L’idea di utilizzare l’argon per trattare i pazienti in arresto cardiaco è oggetto di studi scientifici già dal 2012 ed è nata grazie a Giuseppe Ristagno, anestesista del Dipartimento di Anestesia-rianimazione ed emergenza urgenza diretto da Antonio Pesenti, che collabora da tempo anche con l’Istituto Mario Negri. Ristagno ha sviluppato le prime intuizioni sull’Argon insieme a Silvio Garattini e a Roberto Latini, del Mario Negri, e ha dato il via alle sperimentazioni sugli animali, nelle quali sono già stati dimostrati diversi risultati molto promettenti. Ora, dopo dieci anni di ricerca scientifica, è stato finalmente possibile iniziare la sperimentazione sull’uomo. E i primi dati sembrano già confermare la validità dell’idea.
“Dopo un arresto cardiaco – spiega Ristagno, che è anche professore associato di Anestesia all’Università Statale di Milano –, si genera una grave carenza di ossigeno che tra le altre cose mette in pericolo i nostri neuroni, mandandoli immediatamente in sofferenza. Nei nostri studi su modelli animali abbiamo visto che la mortalità dopo un arresto cardiaco si attestava al 70%; trattando i soggetti con il gas Argon, invece, le percentuali si invertivano: sopravviveva il 70% degli animali e con un recupero neurologico completo.
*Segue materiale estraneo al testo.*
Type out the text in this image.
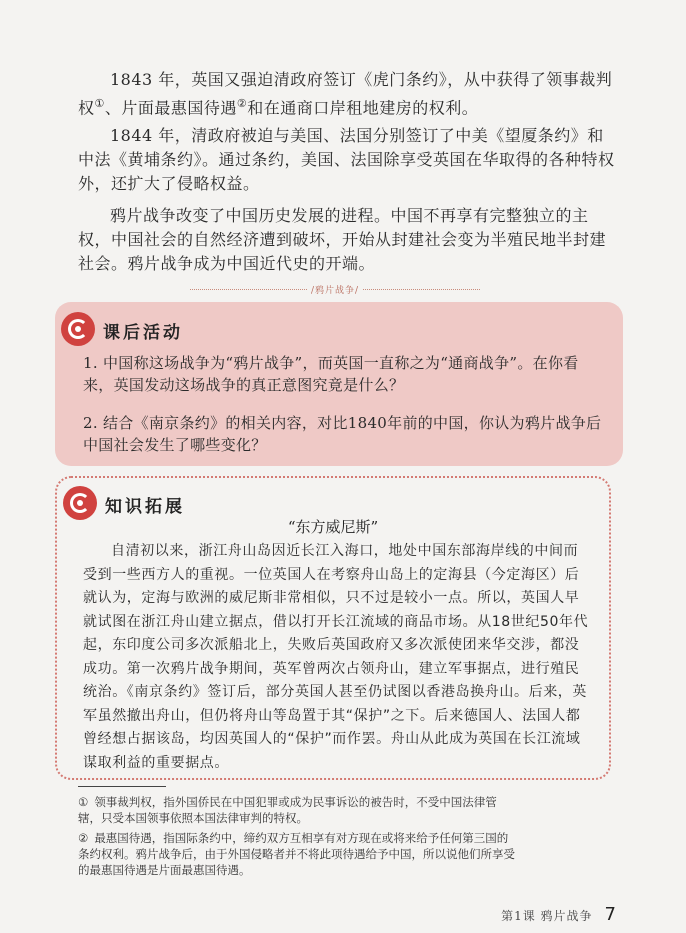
1843 年，英国又强迫清政府签订《虎门条约》，从中获得了领事裁判权①、片面最惠国待遇②和在通商口岸租地建房的权利。

1844 年，清政府被迫与美国、法国分别签订了中美《望厦条约》和中法《黄埔条约》。通过条约，美国、法国除享受英国在华取得的各种特权外，还扩大了侵略权益。

鸦片战争改变了中国历史发展的进程。中国不再享有完整独立的主权，中国社会的自然经济遭到破坏，开始从封建社会变为半殖民地半封建社会。鸦片战争成为中国近代史的开端。

/鸦片战争/
课后活动

1. 中国称这场战争为“鸦片战争”，而英国一直称之为“通商战争”。在你看来，英国发动这场战争的真正意图究竟是什么？

2. 结合《南京条约》的相关内容，对比1840年前的中国，你认为鸦片战争后中国社会发生了哪些变化？

知识拓展

“东方威尼斯”

自清初以来，浙江舟山岛因近长江入海口，地处中国东部海岸线的中间而受到一些西方人的重视。一位英国人在考察舟山岛上的定海县（今定海区）后就认为，定海与欧洲的威尼斯非常相似，只不过是较小一点。所以，英国人早就试图在浙江舟山建立据点，借以打开长江流域的商品市场。从18世纪50年代起，东印度公司多次派船北上，失败后英国政府又多次派使团来华交涉，都没成功。第一次鸦片战争期间，英军曾两次占领舟山，建立军事据点，进行殖民统治。《南京条约》签订后，部分英国人甚至仍试图以香港岛换舟山。后来，英军虽然撤出舟山，但仍将舟山等岛置于其“保护”之下。后来德国人、法国人都曾经想占据该岛，均因英国人的“保护”而作罢。舟山从此成为英国在长江流域谋取利益的重要据点。

① 领事裁判权，指外国侨民在中国犯罪或成为民事诉讼的被告时，不受中国法律管辖，只受本国领事依照本国法律审判的特权。

② 最惠国待遇，指国际条约中，缔约双方互相享有对方现在或将来给予任何第三国的条约权利。鸦片战争后，由于外国侵略者并不将此项待遇给予中国，所以说他们所享受的最惠国待遇是片面最惠国待遇。

第1课 鸦片战争 7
Anche per questo è straordinariamente importante aver iniziato la sperimentazione dell’Argon sull’uomo: se confermata, questa nuova tecnica ha le potenzialità per rivoluzionare il trattamento e gli esiti dell’arresto cardiaco”.
Il nome dell’argon deriva dal termine greco “argos”, che significa pigro. In effetti è un gas inerte, ovvero è estremamente stabile e reagisce poco volentieri con altri elementi chimici. Costituisce quasi l’1% della nostra atmosfera. E’ quindi molto abbondante in natura ed estremamente economico da utilizzare.
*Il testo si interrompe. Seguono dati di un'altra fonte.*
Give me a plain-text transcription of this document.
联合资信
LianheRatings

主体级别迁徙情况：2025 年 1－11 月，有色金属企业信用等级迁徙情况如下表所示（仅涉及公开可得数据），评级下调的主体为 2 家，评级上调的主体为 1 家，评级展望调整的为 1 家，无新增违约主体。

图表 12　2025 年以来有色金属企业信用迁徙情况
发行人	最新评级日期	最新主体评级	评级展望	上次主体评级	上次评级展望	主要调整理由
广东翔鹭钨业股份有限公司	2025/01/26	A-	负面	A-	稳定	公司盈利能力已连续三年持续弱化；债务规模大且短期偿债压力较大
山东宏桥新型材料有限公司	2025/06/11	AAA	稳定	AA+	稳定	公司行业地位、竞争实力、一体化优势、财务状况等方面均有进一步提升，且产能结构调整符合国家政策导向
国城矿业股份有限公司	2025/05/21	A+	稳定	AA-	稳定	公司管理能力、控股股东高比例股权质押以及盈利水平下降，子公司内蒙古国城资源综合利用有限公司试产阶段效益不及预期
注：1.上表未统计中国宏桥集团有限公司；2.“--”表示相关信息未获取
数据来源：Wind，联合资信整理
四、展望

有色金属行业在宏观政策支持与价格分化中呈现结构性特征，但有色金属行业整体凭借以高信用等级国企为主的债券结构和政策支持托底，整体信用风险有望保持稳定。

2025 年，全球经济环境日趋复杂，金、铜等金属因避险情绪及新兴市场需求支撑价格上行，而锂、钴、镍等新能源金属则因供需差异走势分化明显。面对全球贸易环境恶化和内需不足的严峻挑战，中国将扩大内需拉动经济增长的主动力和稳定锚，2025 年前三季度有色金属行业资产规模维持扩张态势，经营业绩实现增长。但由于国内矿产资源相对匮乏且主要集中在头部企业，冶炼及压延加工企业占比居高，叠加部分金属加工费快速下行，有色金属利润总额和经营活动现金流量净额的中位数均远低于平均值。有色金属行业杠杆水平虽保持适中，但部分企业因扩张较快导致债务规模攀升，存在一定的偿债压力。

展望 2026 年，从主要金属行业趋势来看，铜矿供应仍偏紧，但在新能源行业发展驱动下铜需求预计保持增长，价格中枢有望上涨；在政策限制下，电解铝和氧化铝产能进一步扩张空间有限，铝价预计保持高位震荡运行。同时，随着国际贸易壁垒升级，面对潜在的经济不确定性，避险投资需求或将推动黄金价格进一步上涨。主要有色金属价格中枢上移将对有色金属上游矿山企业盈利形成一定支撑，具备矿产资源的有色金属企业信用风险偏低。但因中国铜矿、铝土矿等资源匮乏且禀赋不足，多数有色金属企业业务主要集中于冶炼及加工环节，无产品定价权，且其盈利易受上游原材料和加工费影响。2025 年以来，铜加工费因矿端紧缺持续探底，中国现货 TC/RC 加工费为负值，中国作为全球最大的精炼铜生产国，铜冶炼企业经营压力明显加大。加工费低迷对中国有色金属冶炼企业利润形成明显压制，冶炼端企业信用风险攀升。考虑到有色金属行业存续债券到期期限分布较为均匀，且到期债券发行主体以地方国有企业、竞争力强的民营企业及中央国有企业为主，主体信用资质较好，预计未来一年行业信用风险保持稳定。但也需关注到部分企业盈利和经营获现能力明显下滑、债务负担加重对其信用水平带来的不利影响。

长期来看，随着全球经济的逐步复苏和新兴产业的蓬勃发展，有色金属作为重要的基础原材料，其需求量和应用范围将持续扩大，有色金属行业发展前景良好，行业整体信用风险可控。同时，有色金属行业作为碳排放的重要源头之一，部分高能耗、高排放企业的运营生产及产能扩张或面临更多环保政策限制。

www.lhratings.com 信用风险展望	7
Ma se è così inerte, come fa a proteggere i neuroni? “Si è scoperto – continua Ristagno – che in realtà questo gas ha un’azione diretta sulle membrane dei mitocondri, che sono le ‘centraline energetiche’ di tutte le nostre cellule. Quando c’è carenza di ossigeno, i mitocondri nei neuroni sono i primi ad andare in sofferenza, conducendo successivamente alla morte delle cellule che li contengono. L’Argon, al contrario, sembra che renda i mitocondri più resistenti alle carenze temporanee di ossigeno: in pratica protegge i neuroni e fa guadagnare loro del tempo prezioso, di modo che possano superare il più possibile indenni le conseguenze dell’arresto cardiaco”.
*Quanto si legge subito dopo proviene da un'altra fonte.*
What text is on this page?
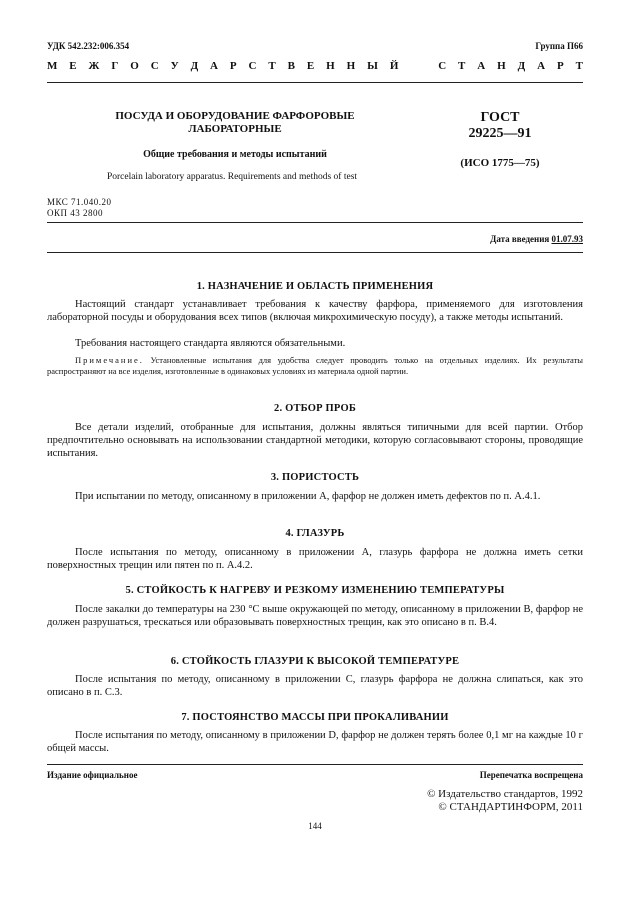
УДК 542.232:006.354	Группа П66
М Е Ж Г О С У Д А Р С Т В Е Н Н Ы Й	С Т А Н Д А Р Т
ПОСУДА И ОБОРУДОВАНИЕ ФАРФОРОВЫЕ
ЛАБОРАТОРНЫЕ
Общие требования и методы испытаний
Porcelain laboratory apparatus. Requirements and methods of test
ГОСТ
29225—91
(ИСО 1775—75)
МКС 71.040.20
ОКП 43 2800
Дата введения 01.07.93
1. НАЗНАЧЕНИЕ И ОБЛАСТЬ ПРИМЕНЕНИЯ
Настоящий стандарт устанавливает требования к качеству фарфора, применяемого для изготовления лабораторной посуды и оборудования всех типов (включая микрохимическую посуду), а также методы испытаний.
Требования настоящего стандарта являются обязательными.
Примечание. Установленные испытания для удобства следует проводить только на отдельных изделиях. Их результаты распространяют на все изделия, изготовленные в одинаковых условиях из материала одной партии.
2. ОТБОР ПРОБ
Все детали изделий, отобранные для испытания, должны являться типичными для всей партии. Отбор предпочтительно основывать на использовании стандартной методики, которую согласовывают стороны, проводящие испытания.
3. ПОРИСТОСТЬ
При испытании по методу, описанному в приложении А, фарфор не должен иметь дефектов по п. А.4.1.
4. ГЛАЗУРЬ
После испытания по методу, описанному в приложении А, глазурь фарфора не должна иметь сетки поверхностных трещин или пятен по п. А.4.2.
5. СТОЙКОСТЬ К НАГРЕВУ И РЕЗКОМУ ИЗМЕНЕНИЮ ТЕМПЕРАТУРЫ
После закалки до температуры на 230 °С выше окружающей по методу, описанному в приложении В, фарфор не должен разрушаться, трескаться или образовывать поверхностных трещин, как это описано в п. В.4.
6. СТОЙКОСТЬ ГЛАЗУРИ К ВЫСОКОЙ ТЕМПЕРАТУРЕ
После испытания по методу, описанному в приложении С, глазурь фарфора не должна слипаться, как это описано в п. С.3.
7. ПОСТОЯНСТВО МАССЫ ПРИ ПРОКАЛИВАНИИ
После испытания по методу, описанному в приложении D, фарфор не должен терять более 0,1 мг на каждые 10 г общей массы.
Издание официальное	Перепечатка воспрещена
© Издательство стандартов, 1992
© СТАНДАРТИНФОРМ, 2011
144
Lo studio appena iniziato al Policlinico di Milano è di fase I-II. Le fasi per l’autorizzazione di una nuova terapia sono quattro, e normalmente richiedono tutte insieme diversi anni. Nei prossimi mesi gli esperti utilizzeranno questo gas su 50 pazienti ben selezionati per dimostrare la fattibilità di questo trattamento innovativo, oltre che per indagarne l’efficacia.
“L’idea è proseguire lo studio anche in collaborazione con altre strutture per accelerare il reclutamento dei pazienti e verificare l’efficacia di questa terapia – conclude Ezio Belleri, direttore generale del Policlinico di Milano –. Ci aspettiamo sull’uomo un miglioramento del recupero neurologico fino al 40%, rispetto ai pazienti non trattati. Il nostro lavoro è portare la ricerca di base al letto del malato, e questo studio lo dimostra davvero bene. L’impatto dell’arresto cardiaco sul paziente, sulla sua famiglia e sul sistema sanitario e sociale è enorme: non solo per i costi legati alla lunga ospedalizzazione, alle conseguenti disabilità e alle terapie a lungo termine. Ma anche perché tutta la famiglia viene travolta nella sua quotidianità, con un notevole costo anche dal punto di vista psicologico. In Italia ogni anno si contano 60mila arresti cardiaci. Per questo, essere in grado di proteggere il più possibile il cervello da danni così gravi può cambiare radicalmente le prospettive di cura per un evento purtroppo ancora molto comune”.